While the contributions in this special issue address a wide range of different issues, both theoretical and practical, around equality, health, and health policy, I would like to conclude by highlighting a number of connections among the papers. First, it is interesting that despite the different questions Davies and Berkey address in their papers, pain plays a role in both their arguments. Davies argues that decisions about allocating pain relief need to reflect both lifetime egalitarian and momentary sufficientarian perspectives. Berkey argues that it is not obvious what arguments relational egalitarians can provide for the social provision of care that can address pain. Pain and discomfort are central to the experience of many health conditions and, arguably, a central reason for wanting to address these conditions. However, despite the fact that pain is such a crucial aspect of ill health, it has received surprisingly little attention in the literature on equality and justice health; instead, much of the focus has been on the opportunities that poor health can foreclose for people. Davies’s and Berkey’s papers suggest that accommodating pain within theories of justice in health is less straightforward than we might have anticipated and suggests that more work needs to be done to make the theories and arguments developed in the literature appropriately responsive to pain.

Second, the papers reflect, in different ways, the larger debate between distributive and relational approaches to equality that I mentioned earlier. Berkey’s paper, which explicitly considers what these two approaches might have to contribute to a justification of socially provided healthcare, and Fourie’s contribution, which evaluates, from a relational perspective, the models used to capture empirically the effects of oppression on health outcomes, do so explicitly.

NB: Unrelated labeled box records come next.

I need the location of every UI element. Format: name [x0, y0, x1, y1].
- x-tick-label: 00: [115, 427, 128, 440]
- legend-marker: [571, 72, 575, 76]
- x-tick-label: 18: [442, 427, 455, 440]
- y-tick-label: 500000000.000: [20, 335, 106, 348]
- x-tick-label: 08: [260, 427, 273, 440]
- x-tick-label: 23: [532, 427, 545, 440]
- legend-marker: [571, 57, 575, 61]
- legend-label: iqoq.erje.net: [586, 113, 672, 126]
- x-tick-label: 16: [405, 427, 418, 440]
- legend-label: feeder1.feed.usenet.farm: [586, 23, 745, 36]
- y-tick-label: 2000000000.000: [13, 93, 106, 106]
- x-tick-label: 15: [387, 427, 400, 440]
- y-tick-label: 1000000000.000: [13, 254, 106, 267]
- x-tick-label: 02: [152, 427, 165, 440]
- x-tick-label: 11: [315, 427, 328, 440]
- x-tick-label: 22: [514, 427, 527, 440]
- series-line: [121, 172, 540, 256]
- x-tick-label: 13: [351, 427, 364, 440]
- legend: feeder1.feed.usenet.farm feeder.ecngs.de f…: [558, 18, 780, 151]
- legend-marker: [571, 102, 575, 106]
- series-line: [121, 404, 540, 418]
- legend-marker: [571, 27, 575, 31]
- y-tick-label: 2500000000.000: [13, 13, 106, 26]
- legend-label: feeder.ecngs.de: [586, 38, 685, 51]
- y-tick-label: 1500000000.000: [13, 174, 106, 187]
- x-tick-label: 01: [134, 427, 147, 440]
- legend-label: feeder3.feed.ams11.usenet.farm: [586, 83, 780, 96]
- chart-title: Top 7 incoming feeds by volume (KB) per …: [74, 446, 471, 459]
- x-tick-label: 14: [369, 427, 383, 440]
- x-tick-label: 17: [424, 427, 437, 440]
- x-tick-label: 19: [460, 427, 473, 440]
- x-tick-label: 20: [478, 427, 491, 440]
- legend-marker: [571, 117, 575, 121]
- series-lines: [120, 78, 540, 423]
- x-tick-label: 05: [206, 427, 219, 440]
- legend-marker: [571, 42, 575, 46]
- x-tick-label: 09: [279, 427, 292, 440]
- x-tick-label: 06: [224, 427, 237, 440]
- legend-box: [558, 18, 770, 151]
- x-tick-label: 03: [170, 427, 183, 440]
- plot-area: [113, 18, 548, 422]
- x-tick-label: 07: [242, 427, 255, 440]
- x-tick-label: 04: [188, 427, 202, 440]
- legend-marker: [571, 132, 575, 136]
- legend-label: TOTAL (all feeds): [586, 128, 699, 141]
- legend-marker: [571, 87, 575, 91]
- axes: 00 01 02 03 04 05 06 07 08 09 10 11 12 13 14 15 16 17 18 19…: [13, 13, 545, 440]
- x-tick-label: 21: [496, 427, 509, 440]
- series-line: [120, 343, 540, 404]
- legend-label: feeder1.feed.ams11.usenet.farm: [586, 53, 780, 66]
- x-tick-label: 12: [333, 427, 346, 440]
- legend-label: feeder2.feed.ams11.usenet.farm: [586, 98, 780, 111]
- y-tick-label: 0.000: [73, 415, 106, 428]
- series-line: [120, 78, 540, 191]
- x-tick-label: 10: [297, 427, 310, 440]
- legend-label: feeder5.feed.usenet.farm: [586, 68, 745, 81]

But in Davies’s and Saunders’s papers, too, the two perspectives play a role. Davies considers the role of relational concerns in the debate about the temporal dimension of equality in health. Relational goods, he suggests, seem to lend themselves to the momentary view he is proposing, whereas the lifetime view appears more congenial if we are adopting a distributive perspective. Saunders, in describing what a fair distribution of scarce resources (such as vaccines) would require, starts from question of what it means for distributions to reflect equal concern and respect for individuals—this is consistent with how some relational egalitarians have suggested we approach distributions (see Schemmel, 2011). At the same time, the question of fairness in outcomes (as opposed to chances) still plays an important role in Saunders’s analysis. Whereas much of the literature has painted a rather adversarial picture of the relationship between relational and distributive conceptions of equality, the contributions to this special issue suggest that we can draw on both perspectives to make progress on questions about equality and fairness in health.

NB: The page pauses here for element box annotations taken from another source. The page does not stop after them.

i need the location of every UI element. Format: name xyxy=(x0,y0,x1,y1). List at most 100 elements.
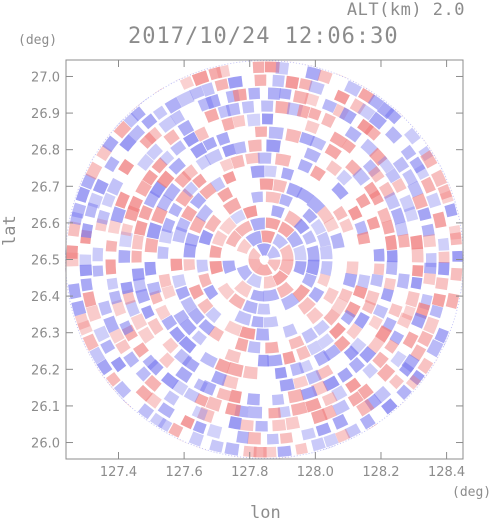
radar-cell xyxy=(275,367,287,379)
radar-cell xyxy=(280,432,293,443)
radar-cell xyxy=(245,153,260,165)
radar-cell xyxy=(243,366,258,379)
radar-cell xyxy=(398,234,410,248)
radar-cell xyxy=(105,260,116,275)
y-tick-label: 26.6 xyxy=(31,217,60,232)
radar-cell xyxy=(439,252,450,264)
radar-cell xyxy=(266,192,281,204)
radar-cell xyxy=(267,434,279,445)
radar-cell xyxy=(93,266,104,277)
radar-cell xyxy=(106,240,118,252)
radar-cell xyxy=(268,408,281,419)
radar-cell xyxy=(374,249,385,262)
radar-cell xyxy=(242,101,254,114)
x-tick-label: 127.4 xyxy=(100,465,137,480)
radar-cell xyxy=(385,235,397,250)
y-tick-label: 26.5 xyxy=(31,254,60,269)
radar-cell xyxy=(295,443,308,455)
radar-cell xyxy=(374,264,385,276)
radar-cell xyxy=(387,250,398,262)
radar-cell xyxy=(248,341,261,354)
radar-cell xyxy=(426,253,437,267)
radar-cell xyxy=(268,88,281,100)
radar-cell xyxy=(450,232,462,245)
radar-cell xyxy=(258,355,269,367)
x-tick-label: 128.4 xyxy=(428,465,465,480)
radar-cell xyxy=(386,261,398,275)
radar-cell xyxy=(256,328,269,340)
radar-cell xyxy=(397,273,410,289)
radar-cell xyxy=(411,277,423,290)
radar-cell xyxy=(438,262,450,275)
radar-cell xyxy=(80,265,93,277)
radar-cell xyxy=(423,273,436,285)
radar-cell xyxy=(81,278,93,291)
radar-cell xyxy=(307,245,320,261)
radar-cell xyxy=(258,152,272,163)
radar-cell xyxy=(247,406,262,419)
radar-cell xyxy=(261,100,273,111)
radar-cell xyxy=(251,192,263,204)
radar-cell xyxy=(248,88,260,100)
radar-cell xyxy=(269,127,284,140)
x-tick-label: 128.0 xyxy=(297,465,334,480)
radar-cell xyxy=(410,235,423,250)
radar-cell xyxy=(240,419,254,431)
radar-cell xyxy=(279,88,292,99)
y-tick-label: 27.0 xyxy=(31,70,60,85)
radar-cell xyxy=(255,421,267,432)
radar-cell xyxy=(251,316,263,328)
y-tick-label: 26.8 xyxy=(31,144,60,159)
y-tick-label: 26.3 xyxy=(31,327,60,342)
radar-cell xyxy=(438,238,449,251)
radar-cell xyxy=(248,140,262,153)
radar-cell xyxy=(197,260,209,273)
radar-cell xyxy=(131,251,141,263)
radar-cell xyxy=(254,74,266,86)
radar-cell xyxy=(158,246,169,259)
radar-cell xyxy=(320,245,333,259)
radar-cell xyxy=(183,259,195,271)
x-tick-label: 127.6 xyxy=(166,465,203,480)
radar-cell xyxy=(236,431,249,444)
radar-cell xyxy=(267,354,282,366)
radar-cell xyxy=(276,62,290,75)
doppler-field xyxy=(65,59,465,460)
radar-cell xyxy=(247,114,260,127)
radar-cell xyxy=(260,178,274,190)
radar-cell xyxy=(224,442,239,456)
radar-cell xyxy=(247,432,261,445)
radar-cell xyxy=(320,261,332,276)
radar-cell xyxy=(412,265,424,277)
radar-cell xyxy=(132,268,145,281)
radar-cell xyxy=(285,76,299,90)
radar-cell xyxy=(412,248,424,263)
y-tick-label: 26.1 xyxy=(31,400,60,415)
radar-cell xyxy=(132,234,144,249)
radar-cell xyxy=(145,262,157,276)
x-tick-label: 128.2 xyxy=(362,465,399,480)
radar-cell xyxy=(423,234,436,247)
radar-cell xyxy=(81,223,93,238)
radar-cell xyxy=(80,254,92,265)
y-tick-label: 26.4 xyxy=(31,290,60,305)
radar-cell xyxy=(92,248,103,262)
radar-cell xyxy=(286,416,301,430)
radar-cell xyxy=(67,245,79,259)
radar-cell xyxy=(253,62,265,74)
radar-cell xyxy=(277,446,291,457)
radar-cell xyxy=(346,261,359,275)
radar-cell xyxy=(265,342,279,354)
radar-cell xyxy=(68,283,81,299)
radar-cell xyxy=(435,277,448,290)
y-tick-label: 26.9 xyxy=(31,107,60,122)
y-tick-label: 26.7 xyxy=(31,180,60,195)
radar-cell xyxy=(266,140,281,153)
y-tick-label: 26.0 xyxy=(31,437,60,452)
x-tick-label: 127.8 xyxy=(231,465,268,480)
y-tick-label: 26.2 xyxy=(31,363,60,378)
radar-cell xyxy=(170,259,182,271)
radar-cell xyxy=(228,76,243,89)
radar-cell xyxy=(107,278,119,290)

Finally, the question of who is responsible for ensuring individuals’ health and for fairly dividing healthcare resources has played an important role in the debate. While individuals’ responsibilities—for not becoming ill and for not using more than their “fair share” of health-related resources—have played an important role in the debate, some authors have sought to attenuate the focus on individual responsibility by arguing for greater responsibilities of the state and the healthcare system (as in Davies’s, Berkey’s and Saunders’s papers), as well as society more broadly understood (as in Kniess’s contribution). Fourie’s paper in this special issue calls attention to a group whose responsibilities have received much less, if any, attention in the debate: researchers investigating the social factors that lead to unequal health outcomes. Unless this work is built on a recognition of the political dimension of the phenomena it investigates, it threatens to contribute to the inequalities it examines.